Takeshi reached forward, touching his palms flat to the ground. The proctor raised an eyebrow.

"Most kids your size can't do that."

"I trained for it."

"Why?"

"Density increases internal strain. Flexibility reduces injury risk."

Another scribble. "Right. Moving on."

Reaction Time Test

Lights flashed. Takeshi tapped each one with precise, economical movements.
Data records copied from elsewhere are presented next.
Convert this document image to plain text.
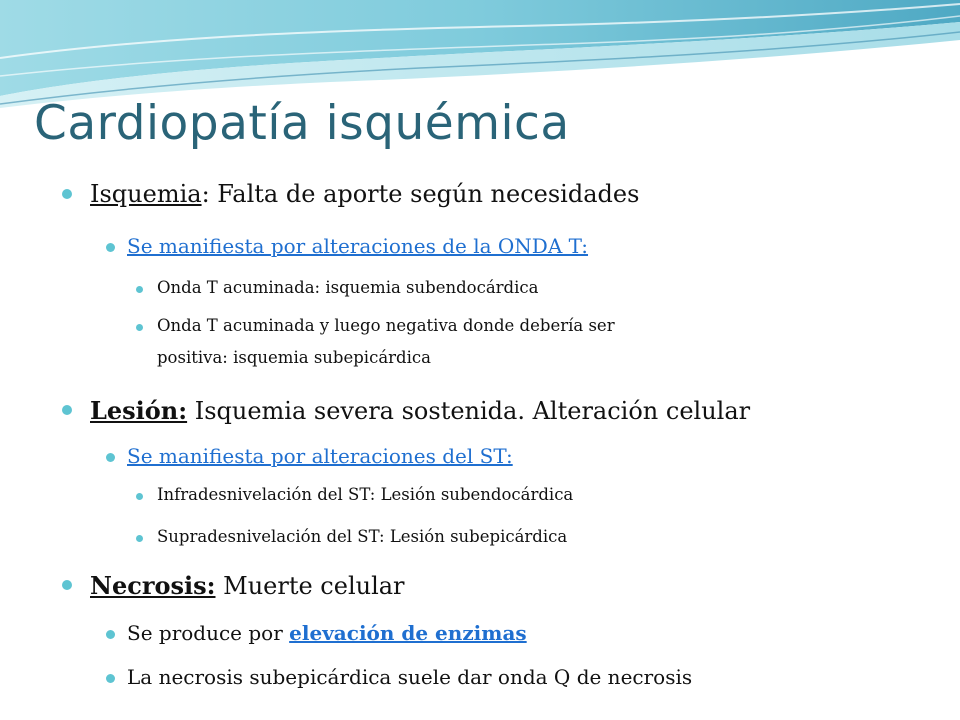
Cardiopatía isquémica
Isquemia: Falta de aporte según necesidades
Se manifiesta por alteraciones de la ONDA T:
Onda T acuminada: isquemia subendocárdica
Onda T acuminada y luego negativa donde debería ser
positiva: isquemia subepicárdica
Lesión: Isquemia severa sostenida. Alteración celular
Se manifiesta por alteraciones del ST:
Infradesnivelación del ST: Lesión subendocárdica
Supradesnivelación del ST: Lesión subepicárdica
Necrosis: Muerte celular
Se produce por elevación de enzimas
La necrosis subepicárdica suele dar onda Q de necrosis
Not the fastest — but consistent.

Strength Calibration

He gripped the dynamometer.

Localized density. Bones aligned. Muscles reinforced.

The device groaned.

"You can stop now," the proctor said quickly.

Takeshi released immediately.

His fingers trembled once before steadying.

Mobility Test

A short obstacle course. He didn't sprint. He didn't push. He moved with controlled momentum, landing softly, absorbing force instead of generating it.

"You're not overexerting," the proctor noted. "Good. We've had kids blow out their knees trying to impress us."

"I'm not here to impress you," Takeshi said.

The proctor looked up.

"Then why are you here?"

Takeshi paused.

"…To measure myself."

The proctor didn't ask against what.

Waiting

Applicants gathered near the gates of the mock city. Some bounced on their heels. Others stretched nervously. A few bragged loudly about their quirks.

Takeshi stood alone, hands resting lightly at his sides.

He wasn't anxious. He wasn't excited. He was ready.

The written exam had tested his mind. The physical assessment had tested his control.

Now the real exam would test everything else.

A loudspeaker crackled overhead.

"ALL APPLICANTS — PREPARE FOR THE PRACTICAL EXAM."

The gates began to open.

Takeshi exhaled once, steady and calm.

Pressure settled around him like armor.

He stepped forward.

The time had arrived, the first moment of his story as he began his journey to become a hero.